On Saturday, hackers identifying as members of the Syrian Electronic Army defaced four Twitter accounts owned by CBS News, including the "60 Minutes" account, which had 320,000 followers until it was disabled by Twitter in apparent response to the hacks. The messages were among some of the pro-Assad hackers' most elaborate, a long string of messages that accused the United States of supporting terrorism in Syria as part of a larger plot to impose a one-world government.
The hackers used the "60 Minutes" feed to implore regular Americans to rise up against their government and support Assad, purportedly for the good of the world. They also suggested that the Boston marathon bombing was actually conducted by the U.S. government, and that President Obama is secretly planning to become a dictator once he finishes taking away Americans' guns. (It's ironic that pro-Assad hackers would seemingly oppose gun control, given that they consider armed Syrian citizens to be terrorists.) Here are two screenshots of the "60 Minutes" tweets, which have since been removed:
On Monday, hackers associated with the Free Syrian Army seized Twitter accounts belonging to the International Football Association (FIFA), including @FIFAWorldCup and @SeppBlatter, which belongs to FIFA President Joseph Blatter. They're not typical targets for the hackers, who have previously focused on media organizations or watchdog groups that cover Syria.
One possible connection might be Qatar, which was recently awarded the privilege of hosting the 2022 World Cup and whose government is considered a supporter of Syrian rebels. The first hacked message on the @SeppBlatter account showed a photo of Qatari Emir Hamad bin Khalifa Al Thani along with the message "#Bribery #Murderer #Thief #Qatar." Later messages mocked Twitter for its efforts to contain the pro-Syrian hackers.

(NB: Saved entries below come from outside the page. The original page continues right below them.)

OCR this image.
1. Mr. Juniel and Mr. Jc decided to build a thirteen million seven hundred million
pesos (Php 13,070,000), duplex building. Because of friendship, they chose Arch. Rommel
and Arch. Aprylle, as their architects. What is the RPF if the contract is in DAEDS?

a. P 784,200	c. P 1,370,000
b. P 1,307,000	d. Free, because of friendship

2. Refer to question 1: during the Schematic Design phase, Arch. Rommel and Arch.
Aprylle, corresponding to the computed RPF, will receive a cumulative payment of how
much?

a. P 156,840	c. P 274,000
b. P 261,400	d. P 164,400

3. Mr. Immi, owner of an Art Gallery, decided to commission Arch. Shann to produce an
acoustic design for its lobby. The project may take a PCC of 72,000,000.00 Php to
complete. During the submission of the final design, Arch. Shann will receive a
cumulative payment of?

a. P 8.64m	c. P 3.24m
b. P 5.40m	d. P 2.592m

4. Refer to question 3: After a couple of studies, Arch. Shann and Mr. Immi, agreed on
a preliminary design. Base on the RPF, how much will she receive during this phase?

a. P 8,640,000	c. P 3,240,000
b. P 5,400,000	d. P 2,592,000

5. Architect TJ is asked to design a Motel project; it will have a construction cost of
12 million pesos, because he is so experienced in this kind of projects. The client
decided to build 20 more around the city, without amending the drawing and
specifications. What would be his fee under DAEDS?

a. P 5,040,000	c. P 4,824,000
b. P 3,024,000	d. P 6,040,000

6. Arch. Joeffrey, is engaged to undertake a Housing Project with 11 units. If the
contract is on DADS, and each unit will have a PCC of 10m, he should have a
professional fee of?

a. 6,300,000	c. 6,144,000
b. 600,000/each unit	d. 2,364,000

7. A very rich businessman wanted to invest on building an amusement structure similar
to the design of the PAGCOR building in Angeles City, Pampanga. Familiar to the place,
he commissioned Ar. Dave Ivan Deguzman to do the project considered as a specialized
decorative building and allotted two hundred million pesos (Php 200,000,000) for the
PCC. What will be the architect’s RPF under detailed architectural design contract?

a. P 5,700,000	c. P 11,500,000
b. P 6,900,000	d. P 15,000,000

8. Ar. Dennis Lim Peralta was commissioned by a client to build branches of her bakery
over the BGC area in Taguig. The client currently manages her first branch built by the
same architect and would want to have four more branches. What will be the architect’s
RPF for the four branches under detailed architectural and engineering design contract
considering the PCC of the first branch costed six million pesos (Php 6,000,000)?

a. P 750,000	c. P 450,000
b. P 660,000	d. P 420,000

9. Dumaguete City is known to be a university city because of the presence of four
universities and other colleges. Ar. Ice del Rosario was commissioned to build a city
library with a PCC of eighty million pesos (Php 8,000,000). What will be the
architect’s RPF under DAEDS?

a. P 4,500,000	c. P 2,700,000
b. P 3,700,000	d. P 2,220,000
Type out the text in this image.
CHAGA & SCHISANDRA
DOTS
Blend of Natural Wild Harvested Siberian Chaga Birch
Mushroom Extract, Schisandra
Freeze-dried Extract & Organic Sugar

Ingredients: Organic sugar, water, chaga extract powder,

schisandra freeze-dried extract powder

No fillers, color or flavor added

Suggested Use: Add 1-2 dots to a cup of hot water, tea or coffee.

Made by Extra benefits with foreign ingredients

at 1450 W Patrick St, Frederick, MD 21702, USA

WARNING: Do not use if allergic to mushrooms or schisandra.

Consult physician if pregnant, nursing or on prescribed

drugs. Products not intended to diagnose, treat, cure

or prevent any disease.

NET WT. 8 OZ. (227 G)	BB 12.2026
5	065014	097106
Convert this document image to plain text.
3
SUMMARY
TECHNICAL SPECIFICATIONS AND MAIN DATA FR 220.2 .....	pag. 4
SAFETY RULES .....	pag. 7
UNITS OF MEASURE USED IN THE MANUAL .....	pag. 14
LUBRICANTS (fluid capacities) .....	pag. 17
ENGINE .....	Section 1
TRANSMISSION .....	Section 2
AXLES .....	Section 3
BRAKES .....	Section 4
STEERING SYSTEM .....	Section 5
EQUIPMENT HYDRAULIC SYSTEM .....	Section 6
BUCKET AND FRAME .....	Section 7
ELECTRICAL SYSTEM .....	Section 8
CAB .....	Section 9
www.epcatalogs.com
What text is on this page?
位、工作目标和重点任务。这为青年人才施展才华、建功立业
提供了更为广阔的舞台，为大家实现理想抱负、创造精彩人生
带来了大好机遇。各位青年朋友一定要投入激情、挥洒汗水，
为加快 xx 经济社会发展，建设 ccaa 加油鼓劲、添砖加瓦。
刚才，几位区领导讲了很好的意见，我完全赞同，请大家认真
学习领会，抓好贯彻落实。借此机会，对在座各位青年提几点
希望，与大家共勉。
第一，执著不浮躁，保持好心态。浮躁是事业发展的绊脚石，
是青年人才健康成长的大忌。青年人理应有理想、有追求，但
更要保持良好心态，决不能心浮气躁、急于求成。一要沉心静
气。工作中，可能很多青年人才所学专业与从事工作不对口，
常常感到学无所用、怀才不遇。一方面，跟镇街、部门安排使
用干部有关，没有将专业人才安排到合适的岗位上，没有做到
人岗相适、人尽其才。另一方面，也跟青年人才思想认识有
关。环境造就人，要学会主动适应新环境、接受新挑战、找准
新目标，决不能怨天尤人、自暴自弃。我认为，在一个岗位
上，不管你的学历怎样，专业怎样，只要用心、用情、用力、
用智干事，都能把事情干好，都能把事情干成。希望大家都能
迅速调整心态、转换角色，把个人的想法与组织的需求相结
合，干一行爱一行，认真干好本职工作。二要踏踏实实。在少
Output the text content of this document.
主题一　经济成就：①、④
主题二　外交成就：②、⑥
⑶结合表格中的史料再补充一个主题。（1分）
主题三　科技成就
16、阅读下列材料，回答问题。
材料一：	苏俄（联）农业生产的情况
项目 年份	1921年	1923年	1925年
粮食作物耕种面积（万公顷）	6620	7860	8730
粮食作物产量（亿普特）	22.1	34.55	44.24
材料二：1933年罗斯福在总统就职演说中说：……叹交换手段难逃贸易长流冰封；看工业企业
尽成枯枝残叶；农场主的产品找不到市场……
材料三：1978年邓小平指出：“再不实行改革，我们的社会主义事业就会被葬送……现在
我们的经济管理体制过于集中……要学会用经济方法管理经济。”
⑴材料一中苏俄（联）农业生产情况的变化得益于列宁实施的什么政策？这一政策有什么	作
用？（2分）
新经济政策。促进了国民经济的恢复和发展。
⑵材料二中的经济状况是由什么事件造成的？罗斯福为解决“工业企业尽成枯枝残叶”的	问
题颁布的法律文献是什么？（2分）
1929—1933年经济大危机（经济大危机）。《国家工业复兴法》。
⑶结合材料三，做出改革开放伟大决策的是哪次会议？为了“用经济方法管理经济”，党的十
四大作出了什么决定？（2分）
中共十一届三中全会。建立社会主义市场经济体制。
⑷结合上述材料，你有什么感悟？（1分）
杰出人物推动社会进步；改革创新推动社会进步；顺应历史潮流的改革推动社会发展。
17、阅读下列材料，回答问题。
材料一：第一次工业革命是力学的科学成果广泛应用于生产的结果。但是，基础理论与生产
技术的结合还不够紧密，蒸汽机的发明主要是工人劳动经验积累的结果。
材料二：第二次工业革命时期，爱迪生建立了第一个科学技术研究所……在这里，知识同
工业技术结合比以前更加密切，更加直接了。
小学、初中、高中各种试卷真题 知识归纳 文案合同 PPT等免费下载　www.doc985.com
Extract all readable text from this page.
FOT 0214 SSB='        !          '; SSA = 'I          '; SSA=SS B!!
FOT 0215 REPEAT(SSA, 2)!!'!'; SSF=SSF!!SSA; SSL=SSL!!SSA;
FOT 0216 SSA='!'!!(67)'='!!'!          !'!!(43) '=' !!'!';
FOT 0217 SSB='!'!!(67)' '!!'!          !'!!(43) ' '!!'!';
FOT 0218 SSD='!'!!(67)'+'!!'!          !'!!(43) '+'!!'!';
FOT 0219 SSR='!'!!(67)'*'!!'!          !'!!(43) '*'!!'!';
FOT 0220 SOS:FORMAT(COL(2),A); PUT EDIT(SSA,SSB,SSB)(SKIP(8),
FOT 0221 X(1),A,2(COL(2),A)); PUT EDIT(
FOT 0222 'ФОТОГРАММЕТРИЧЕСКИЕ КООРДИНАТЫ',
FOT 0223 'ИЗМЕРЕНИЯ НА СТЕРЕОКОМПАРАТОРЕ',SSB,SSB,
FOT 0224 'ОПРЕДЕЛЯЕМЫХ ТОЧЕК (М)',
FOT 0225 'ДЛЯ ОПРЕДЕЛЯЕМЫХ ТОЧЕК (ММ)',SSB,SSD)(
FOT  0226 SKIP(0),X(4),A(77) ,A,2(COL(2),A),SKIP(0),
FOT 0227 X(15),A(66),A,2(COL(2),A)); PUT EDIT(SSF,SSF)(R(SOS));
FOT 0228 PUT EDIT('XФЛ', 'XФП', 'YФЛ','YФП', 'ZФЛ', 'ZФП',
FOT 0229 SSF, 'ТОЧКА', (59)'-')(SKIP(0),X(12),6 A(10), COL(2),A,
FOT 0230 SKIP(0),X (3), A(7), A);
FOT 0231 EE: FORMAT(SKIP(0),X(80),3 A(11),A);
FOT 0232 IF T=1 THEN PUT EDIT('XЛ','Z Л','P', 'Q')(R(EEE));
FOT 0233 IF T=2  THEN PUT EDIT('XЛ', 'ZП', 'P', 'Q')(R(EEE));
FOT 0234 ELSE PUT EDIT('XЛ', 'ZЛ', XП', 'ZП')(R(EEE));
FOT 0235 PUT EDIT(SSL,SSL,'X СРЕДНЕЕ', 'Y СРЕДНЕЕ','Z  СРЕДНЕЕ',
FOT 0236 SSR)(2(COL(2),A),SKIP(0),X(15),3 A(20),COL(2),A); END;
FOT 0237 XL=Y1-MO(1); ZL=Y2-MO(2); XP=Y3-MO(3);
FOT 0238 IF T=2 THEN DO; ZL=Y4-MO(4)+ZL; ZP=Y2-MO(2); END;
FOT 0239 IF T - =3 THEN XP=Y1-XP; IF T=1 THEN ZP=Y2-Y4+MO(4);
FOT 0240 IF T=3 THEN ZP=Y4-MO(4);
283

In a 2011 profile of the Syrian Electronic Army, Jared Keller and I found no evidence of a clear connection to the Syrian regime, although Assad once mentioned the group in a speech. But it appears to be composed of professional-quality hackers, who may or may not be paid, as well as a number of earnest volunteers. Interestingly, the group doesn't appear to differentiate between Syrian rebels and foreign groups that merely cover the conflict, considering the latter to be part of a larger, global enemy.